To evaluate the presence of inconsistency locally we will use the node‐splitting approach. The node‐splitting technique will allow two distinct components ‐ direct evidence from direct comparisons or multi‐arm trials and indirect evidence based on the remaining information (Dias 2010). The technique will be applied to all comparisons in the network and allow generation of graphics clearly showing the difference between combined information, direct and indirect comparisons.

Global approaches for evaluation inconsistency

To evaluate consistency in the entire network simultaneously we will use the 'design by treatment' interaction model as described by Higgins 2012, which will be implemented in STATA. This method accounts for different sources of inconsistency that can occur when studies with different designs (two‐arm trials versus three‐arm trials) give different results, as well as for disagreement between direct and indirect evidence. Using this approach, we will infer the presence of inconsistency from any source in the entire network based on a Chi2 test.

Investigation of heterogeneity and inconsistency

If we find important heterogeneity and/or inconsistency, we will investigate the possible sources of such anomalies in respect of both primary outcomes and secondary outcomes. If sufficient studies are available, we will perform subgroup analyses by using the following factors as possible sources of inconsistency and/or heterogeneity.

  • Population: mode of delivery; prior PPH risk (high or low) and setting (hospital delivery or community delivery including home birth).

  • Intervention: dosage; route.

  • Randomisation unit: cluster versus individual.

  • Funding source: risk of bias.

  • Methods of blood loss measurement: risk of bias.

  • Overall risk of bias: studies will be ranked 'low risk of bias' if they are double‐blinded, and have allocation concealment with less than 10% loss to follow up. Studies with assessor blinding and less than 10% loss to follow up will be ranked 'intermediate risk of bias'. Studies with no blinding or more than 10% loss to follow up will be ranked as 'high risk of bias'.

If these subgroup analyses do explain the heterogeneity/inconsistency we will note that the results should be treated with caution.

Subgroup analysis

Regardless of heterogeneity and/or inconsistency, in respect of primary outcomes we will perform the following subgroup analyses by evaluating the relative effects and assessment of model fit.

  • Mode of delivery (vaginal versus caesarean delivery).

  • Prior PPH risk (low versus high risk).

  • Setting (hospital versus community births).

  • Intervention: dosage and route.

  • Uterotonic administration prior to enrolment.

  • Co‐interventions (e.g. tranexamic acid, uterine massage).

Sensitivity analysis

For the primary outcomes we will perform the following sensitivity analyses, as described previously.

  • Overall risk of bias.

  • Funding source.

  • Objective versus subjective assessment of blood loss.

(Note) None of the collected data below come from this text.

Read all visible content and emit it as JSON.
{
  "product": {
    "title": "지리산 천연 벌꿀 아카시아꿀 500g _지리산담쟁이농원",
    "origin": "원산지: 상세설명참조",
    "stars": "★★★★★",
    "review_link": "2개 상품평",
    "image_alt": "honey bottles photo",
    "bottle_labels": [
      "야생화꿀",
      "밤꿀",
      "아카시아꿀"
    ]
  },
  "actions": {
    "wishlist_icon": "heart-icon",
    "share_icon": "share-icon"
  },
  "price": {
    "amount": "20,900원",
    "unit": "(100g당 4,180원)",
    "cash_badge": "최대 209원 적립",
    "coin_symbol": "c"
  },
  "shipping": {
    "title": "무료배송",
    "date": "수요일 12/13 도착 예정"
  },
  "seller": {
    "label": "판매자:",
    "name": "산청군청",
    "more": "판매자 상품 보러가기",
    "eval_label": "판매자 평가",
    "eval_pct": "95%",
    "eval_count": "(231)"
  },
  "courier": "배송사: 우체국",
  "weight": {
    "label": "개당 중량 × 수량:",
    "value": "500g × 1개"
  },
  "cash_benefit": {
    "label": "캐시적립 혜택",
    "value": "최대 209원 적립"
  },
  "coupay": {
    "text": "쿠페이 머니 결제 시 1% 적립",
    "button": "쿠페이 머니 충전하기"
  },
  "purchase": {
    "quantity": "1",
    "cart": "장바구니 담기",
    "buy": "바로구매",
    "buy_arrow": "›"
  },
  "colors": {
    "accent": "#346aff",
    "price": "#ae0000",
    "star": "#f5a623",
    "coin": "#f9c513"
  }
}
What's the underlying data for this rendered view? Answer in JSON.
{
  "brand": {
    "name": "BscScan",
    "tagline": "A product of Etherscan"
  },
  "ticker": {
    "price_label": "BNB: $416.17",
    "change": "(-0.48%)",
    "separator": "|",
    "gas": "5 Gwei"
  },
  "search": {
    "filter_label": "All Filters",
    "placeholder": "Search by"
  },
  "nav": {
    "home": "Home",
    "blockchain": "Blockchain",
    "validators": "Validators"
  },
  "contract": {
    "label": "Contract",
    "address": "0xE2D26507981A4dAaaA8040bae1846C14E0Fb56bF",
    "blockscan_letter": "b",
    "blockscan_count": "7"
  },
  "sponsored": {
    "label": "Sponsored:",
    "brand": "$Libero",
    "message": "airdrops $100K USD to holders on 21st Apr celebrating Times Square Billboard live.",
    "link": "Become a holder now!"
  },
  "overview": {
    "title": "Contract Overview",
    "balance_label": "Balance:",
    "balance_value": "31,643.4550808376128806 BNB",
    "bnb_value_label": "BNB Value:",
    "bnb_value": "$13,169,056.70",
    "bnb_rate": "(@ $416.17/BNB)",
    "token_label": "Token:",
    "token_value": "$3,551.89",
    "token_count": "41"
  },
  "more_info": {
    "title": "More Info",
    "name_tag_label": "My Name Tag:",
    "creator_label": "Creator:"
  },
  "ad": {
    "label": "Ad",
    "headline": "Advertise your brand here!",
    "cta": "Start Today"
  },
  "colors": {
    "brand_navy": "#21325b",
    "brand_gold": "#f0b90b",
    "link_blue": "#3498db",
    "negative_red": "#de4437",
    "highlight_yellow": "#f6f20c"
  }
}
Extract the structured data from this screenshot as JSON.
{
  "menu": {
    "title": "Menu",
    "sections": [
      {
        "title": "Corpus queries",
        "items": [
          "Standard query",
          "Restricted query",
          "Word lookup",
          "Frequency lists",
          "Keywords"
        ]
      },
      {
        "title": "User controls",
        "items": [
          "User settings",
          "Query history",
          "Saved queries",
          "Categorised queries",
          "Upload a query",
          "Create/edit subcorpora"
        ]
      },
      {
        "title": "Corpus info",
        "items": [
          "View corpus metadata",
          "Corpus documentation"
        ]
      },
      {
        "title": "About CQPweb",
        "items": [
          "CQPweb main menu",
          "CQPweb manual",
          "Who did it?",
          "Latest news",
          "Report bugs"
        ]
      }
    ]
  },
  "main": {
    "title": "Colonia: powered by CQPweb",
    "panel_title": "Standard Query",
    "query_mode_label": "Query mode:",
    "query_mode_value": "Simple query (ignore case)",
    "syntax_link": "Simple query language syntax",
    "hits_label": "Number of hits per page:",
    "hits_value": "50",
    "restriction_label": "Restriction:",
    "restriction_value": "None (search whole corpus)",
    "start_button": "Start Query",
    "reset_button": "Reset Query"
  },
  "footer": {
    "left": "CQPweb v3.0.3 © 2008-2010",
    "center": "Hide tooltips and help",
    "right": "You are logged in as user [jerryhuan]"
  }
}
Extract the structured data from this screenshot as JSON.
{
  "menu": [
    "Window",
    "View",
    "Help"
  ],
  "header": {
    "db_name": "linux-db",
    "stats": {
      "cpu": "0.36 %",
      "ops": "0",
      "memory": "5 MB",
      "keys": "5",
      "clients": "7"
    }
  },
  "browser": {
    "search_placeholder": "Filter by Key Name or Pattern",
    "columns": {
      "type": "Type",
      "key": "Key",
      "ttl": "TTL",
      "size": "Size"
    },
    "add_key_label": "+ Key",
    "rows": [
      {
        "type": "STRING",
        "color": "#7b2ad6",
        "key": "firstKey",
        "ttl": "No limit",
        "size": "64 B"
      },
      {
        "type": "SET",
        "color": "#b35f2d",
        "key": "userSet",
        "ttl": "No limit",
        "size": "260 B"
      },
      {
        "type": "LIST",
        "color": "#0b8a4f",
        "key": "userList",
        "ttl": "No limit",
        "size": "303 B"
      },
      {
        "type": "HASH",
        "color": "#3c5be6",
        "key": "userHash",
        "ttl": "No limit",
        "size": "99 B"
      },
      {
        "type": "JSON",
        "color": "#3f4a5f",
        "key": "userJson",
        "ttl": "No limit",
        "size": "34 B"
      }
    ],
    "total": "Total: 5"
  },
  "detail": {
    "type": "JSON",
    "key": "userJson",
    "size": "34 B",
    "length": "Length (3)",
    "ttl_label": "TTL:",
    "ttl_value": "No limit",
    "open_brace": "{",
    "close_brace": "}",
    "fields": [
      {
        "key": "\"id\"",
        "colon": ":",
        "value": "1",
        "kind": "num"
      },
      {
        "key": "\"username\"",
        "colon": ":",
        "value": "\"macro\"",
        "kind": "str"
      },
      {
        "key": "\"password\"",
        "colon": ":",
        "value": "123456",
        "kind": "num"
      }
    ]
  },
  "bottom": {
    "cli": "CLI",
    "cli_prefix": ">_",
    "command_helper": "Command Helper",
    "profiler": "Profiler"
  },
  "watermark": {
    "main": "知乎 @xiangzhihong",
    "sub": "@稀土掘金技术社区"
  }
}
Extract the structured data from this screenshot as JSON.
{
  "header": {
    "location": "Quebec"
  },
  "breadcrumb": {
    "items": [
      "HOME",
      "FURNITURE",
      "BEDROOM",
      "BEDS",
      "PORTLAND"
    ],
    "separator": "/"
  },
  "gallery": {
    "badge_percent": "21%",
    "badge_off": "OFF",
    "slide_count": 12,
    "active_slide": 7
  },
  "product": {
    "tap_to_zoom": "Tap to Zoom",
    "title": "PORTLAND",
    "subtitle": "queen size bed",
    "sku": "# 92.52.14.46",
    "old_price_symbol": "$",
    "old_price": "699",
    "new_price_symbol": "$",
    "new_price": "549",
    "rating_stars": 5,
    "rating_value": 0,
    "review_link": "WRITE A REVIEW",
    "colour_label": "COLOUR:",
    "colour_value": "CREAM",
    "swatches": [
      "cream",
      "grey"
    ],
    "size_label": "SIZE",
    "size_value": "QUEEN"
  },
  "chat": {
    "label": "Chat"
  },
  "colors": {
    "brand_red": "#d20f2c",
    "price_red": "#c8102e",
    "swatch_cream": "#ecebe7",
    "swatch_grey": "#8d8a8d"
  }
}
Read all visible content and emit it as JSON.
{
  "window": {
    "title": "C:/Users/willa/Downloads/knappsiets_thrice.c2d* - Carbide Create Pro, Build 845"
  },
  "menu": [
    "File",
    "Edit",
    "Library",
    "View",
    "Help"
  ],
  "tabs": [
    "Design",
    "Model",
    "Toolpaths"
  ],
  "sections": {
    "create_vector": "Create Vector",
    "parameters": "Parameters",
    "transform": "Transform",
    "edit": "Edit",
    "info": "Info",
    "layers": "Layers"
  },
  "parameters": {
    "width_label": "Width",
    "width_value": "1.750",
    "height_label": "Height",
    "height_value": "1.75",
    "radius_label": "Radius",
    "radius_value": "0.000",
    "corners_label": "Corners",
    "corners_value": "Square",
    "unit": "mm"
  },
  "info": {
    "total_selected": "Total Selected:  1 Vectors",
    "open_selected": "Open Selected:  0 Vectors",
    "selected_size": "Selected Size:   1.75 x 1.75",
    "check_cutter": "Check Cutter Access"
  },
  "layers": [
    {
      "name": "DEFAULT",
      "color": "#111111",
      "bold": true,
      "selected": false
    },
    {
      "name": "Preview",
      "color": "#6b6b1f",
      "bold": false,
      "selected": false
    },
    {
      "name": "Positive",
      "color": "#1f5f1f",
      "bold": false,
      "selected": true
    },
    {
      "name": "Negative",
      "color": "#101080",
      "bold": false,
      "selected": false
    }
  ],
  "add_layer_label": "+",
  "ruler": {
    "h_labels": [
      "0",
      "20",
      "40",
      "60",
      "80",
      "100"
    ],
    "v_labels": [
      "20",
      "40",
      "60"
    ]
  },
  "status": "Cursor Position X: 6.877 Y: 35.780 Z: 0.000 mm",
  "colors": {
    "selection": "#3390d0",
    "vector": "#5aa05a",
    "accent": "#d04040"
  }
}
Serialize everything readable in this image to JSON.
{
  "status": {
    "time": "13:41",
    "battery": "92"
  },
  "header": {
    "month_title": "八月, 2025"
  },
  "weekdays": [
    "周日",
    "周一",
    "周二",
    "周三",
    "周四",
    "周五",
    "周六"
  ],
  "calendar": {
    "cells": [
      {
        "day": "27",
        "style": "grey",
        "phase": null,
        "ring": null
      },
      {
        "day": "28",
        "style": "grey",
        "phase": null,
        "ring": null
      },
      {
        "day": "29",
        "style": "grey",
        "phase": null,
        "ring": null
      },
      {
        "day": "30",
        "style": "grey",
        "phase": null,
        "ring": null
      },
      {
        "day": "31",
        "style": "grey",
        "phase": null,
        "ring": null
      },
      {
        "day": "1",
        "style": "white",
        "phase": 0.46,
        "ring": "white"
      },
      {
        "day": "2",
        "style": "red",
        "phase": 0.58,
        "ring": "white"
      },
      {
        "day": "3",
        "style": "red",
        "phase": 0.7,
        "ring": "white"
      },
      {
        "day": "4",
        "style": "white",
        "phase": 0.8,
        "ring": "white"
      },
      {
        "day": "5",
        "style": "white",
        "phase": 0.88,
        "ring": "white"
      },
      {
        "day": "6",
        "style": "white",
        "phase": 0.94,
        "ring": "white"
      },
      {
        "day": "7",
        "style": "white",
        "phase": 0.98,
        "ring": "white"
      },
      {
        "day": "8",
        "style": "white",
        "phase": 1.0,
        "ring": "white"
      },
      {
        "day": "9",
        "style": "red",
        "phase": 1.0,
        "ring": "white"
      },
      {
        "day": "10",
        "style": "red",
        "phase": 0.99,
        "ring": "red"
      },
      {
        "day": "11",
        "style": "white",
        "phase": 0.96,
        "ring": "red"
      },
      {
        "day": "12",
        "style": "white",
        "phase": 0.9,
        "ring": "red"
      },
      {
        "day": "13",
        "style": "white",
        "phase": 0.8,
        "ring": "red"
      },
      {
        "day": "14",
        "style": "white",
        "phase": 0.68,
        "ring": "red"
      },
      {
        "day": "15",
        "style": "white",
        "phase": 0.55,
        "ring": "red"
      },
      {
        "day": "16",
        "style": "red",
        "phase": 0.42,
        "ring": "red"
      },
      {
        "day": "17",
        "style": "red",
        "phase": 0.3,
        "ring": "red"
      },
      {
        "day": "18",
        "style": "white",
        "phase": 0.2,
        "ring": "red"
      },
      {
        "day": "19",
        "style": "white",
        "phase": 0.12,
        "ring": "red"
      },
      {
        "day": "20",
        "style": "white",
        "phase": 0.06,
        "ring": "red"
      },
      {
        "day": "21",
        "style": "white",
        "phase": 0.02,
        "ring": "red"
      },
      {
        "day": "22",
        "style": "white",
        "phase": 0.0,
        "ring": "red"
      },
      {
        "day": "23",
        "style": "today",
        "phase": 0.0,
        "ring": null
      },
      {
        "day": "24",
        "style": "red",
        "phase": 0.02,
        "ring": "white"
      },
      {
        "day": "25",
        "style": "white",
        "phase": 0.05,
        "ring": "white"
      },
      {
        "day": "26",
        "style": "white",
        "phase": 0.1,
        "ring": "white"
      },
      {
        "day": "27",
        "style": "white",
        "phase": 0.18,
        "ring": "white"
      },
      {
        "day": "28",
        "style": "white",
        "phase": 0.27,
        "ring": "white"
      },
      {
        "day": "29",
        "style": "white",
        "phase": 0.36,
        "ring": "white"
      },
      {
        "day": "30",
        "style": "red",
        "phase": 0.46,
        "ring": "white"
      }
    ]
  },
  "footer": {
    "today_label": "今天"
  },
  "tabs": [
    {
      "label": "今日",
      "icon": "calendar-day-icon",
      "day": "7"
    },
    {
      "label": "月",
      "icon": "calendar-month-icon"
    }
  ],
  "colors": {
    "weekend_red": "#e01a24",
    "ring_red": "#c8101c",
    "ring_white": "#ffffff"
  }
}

  • Randomisation unit (cluster versus individual).

Differences will be assessed by evaluating the relative effects and assessment of model fit.

‘Summary of findings’ table

We will assess the quality of evidence using the GRADE approach outlined by Salanti and colleagues in order to assess the quality of the body of evidence relating to the primary outcomes for all comparisons (Salanti 2014). In order to create the ‘Summary of findings’ tables we will use GRADEpro Guideline Development Tool to import data from Revman 5 (RevMan 2014). We will use the GRADE approach to report the intervention effect for each of the above outcomes.